KHAMMAM, TELANGANA, 27/08/2015:STANDALONE PICTURE: STRIKE AWERENCE RALLY: All trade unions staging Motor Cycle rally in Khammam on Thursday. 11 Central Trade Unions (CTUs) has declared a nationwide strike on September 2 that will cover public and private sectors including banking and railways. The strike call is against the labour policy of the Union Government. It will also press a charter of demands that predates the Modi government.PHOTO: G.N.RAO

As the Centre gears up to usher in another round of labour law reforms, RSS-backed trade union, Bharatiya Mazdoor Sangh (BMS), has flayed the proposed changes in the Factories Act being brought about in the “guise of strengthening the manufacturing sector.”

In a 14-page statement, the BMS cautioned the Narendra Modi government that the proposed amendments may lead to India facing the “risk of increased factory calamities, like the Bhopal gas tragedy.”

Incidentally, BMS had pulled out from the all-India trade union strike on September 2 called by 10 central trade unions against ‘anti-worker’ changes in labour laws, among other demands.

“The fall of manufacturing sector in India and its competitiveness is due to various other reasons on which no serious discussions are taking place.

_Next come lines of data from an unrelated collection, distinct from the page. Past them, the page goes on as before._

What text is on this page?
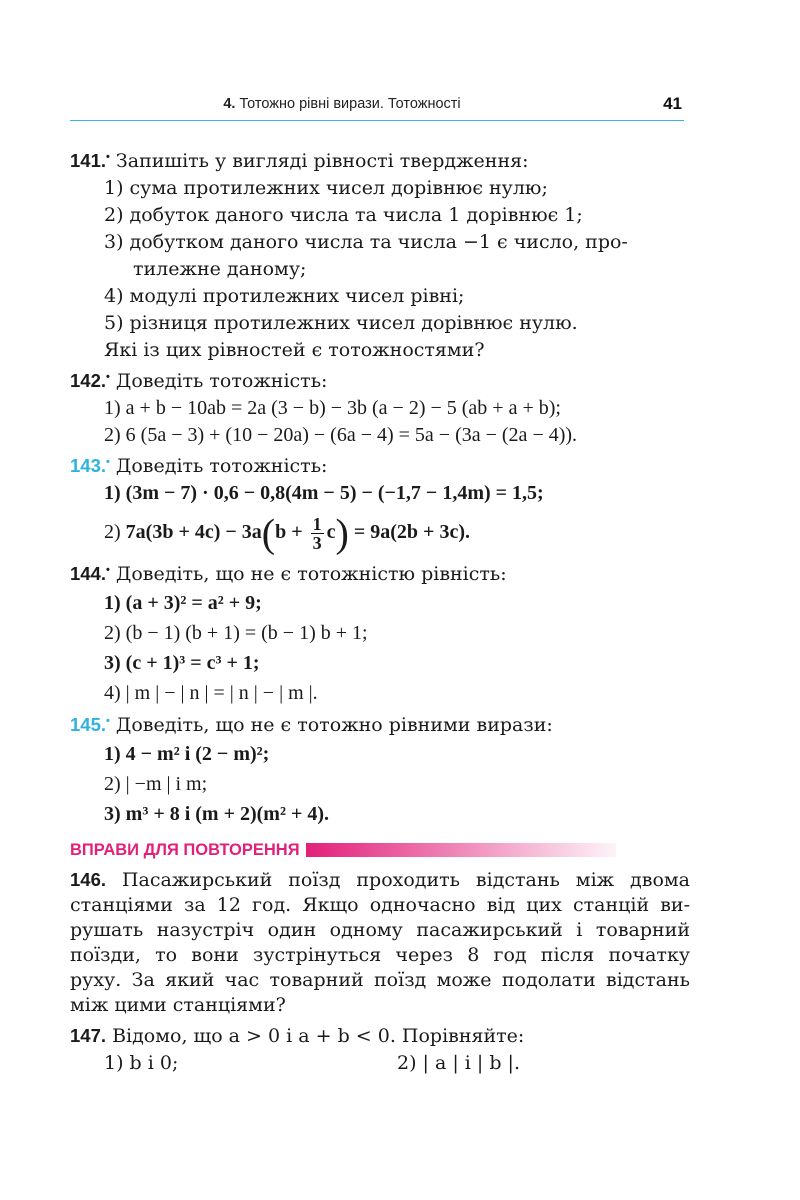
4. Тотожно рівні вирази. Тотожності	41
141.• Запишіть у вигляді рівності твердження:
1) сума протилежних чисел дорівнює нулю;
2) добуток даного числа та числа 1 дорівнює 1;
3) добутком даного числа та числа −1 є число, про-
тилежне даному;
4) модулі протилежних чисел рівні;
5) різниця протилежних чисел дорівнює нулю.
Які із цих рівностей є тотожностями?
142.• Доведіть тотожність:
1) a + b − 10ab = 2a (3 − b) − 3b (a − 2) − 5 (ab + a + b);
2) 6 (5a − 3) + (10 − 20a) − (6a − 4) = 5a − (3a − (2a − 4)).
143.• Доведіть тотожність:
1) (3m − 7) · 0,6 − 0,8(4m − 5) − (−1,7 − 1,4m) = 1,5;
2) $7a(3b + 4c) - 3a(b + \frac{1}{3} c) = 9a(2b + 3c)$.
144.• Доведіть, що не є тотожністю рівність:
1) (a + 3)² = a² + 9;
2) (b − 1) (b + 1) = (b − 1) b + 1;
3) (c + 1)³ = c³ + 1;
4) | m | − | n | = | n | − | m |.
145.• Доведіть, що не є тотожно рівними вирази:
1) 4 − m² і (2 − m)²;
2) | −m | і m;
3) m³ + 8 і (m + 2)(m² + 4).
ВПРАВИ ДЛЯ ПОВТОРЕННЯ
146. Пасажирський поїзд проходить відстань між двома
станціями за 12 год. Якщо одночасно від цих станцій ви-
рушать назустріч один одному пасажирський і товарний
поїзди, то вони зустрінуться через 8 год після початку
руху. За який час товарний поїзд може подолати відстань
між цими станціями?
147. Відомо, що a > 0 і a + b < 0. Порівняйте:
1) b і 0;	2) | a | і | b |.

India has been reduced to a mere market for imported goods. Our industrial stalwarts are becoming mere agents of foreign MNCs,” read the statement by BMS leaders, Saji Narayanan CK, Rajagopal B and Pawan Kumar.

Accusing the Modi government of “lack of vision” for propagating an “imported” concept, BMS said even the World Bank recently dropped “labour” as an impediment from “ease of doing business”.

Calling for wider stakeholder discussions, the union said while it welcomed certain changes, it had objections to amendments changes, such as reducing the role of the chief inspector, conferring “wide powers” to a centralised board of technocrats and bureaucrats, the Act being applicable to only factories employing more than 40 persons, among others.

“Factories and manufacturing units, which were running with 100 workers 40 years ago, can now run with less than 20 workers due to increased mechanisation and computerisation. That is why most of the factories operating in India are having workers less than 40 workers or so,” said the statement, adding that the threshold limit has to be reduced, not increased.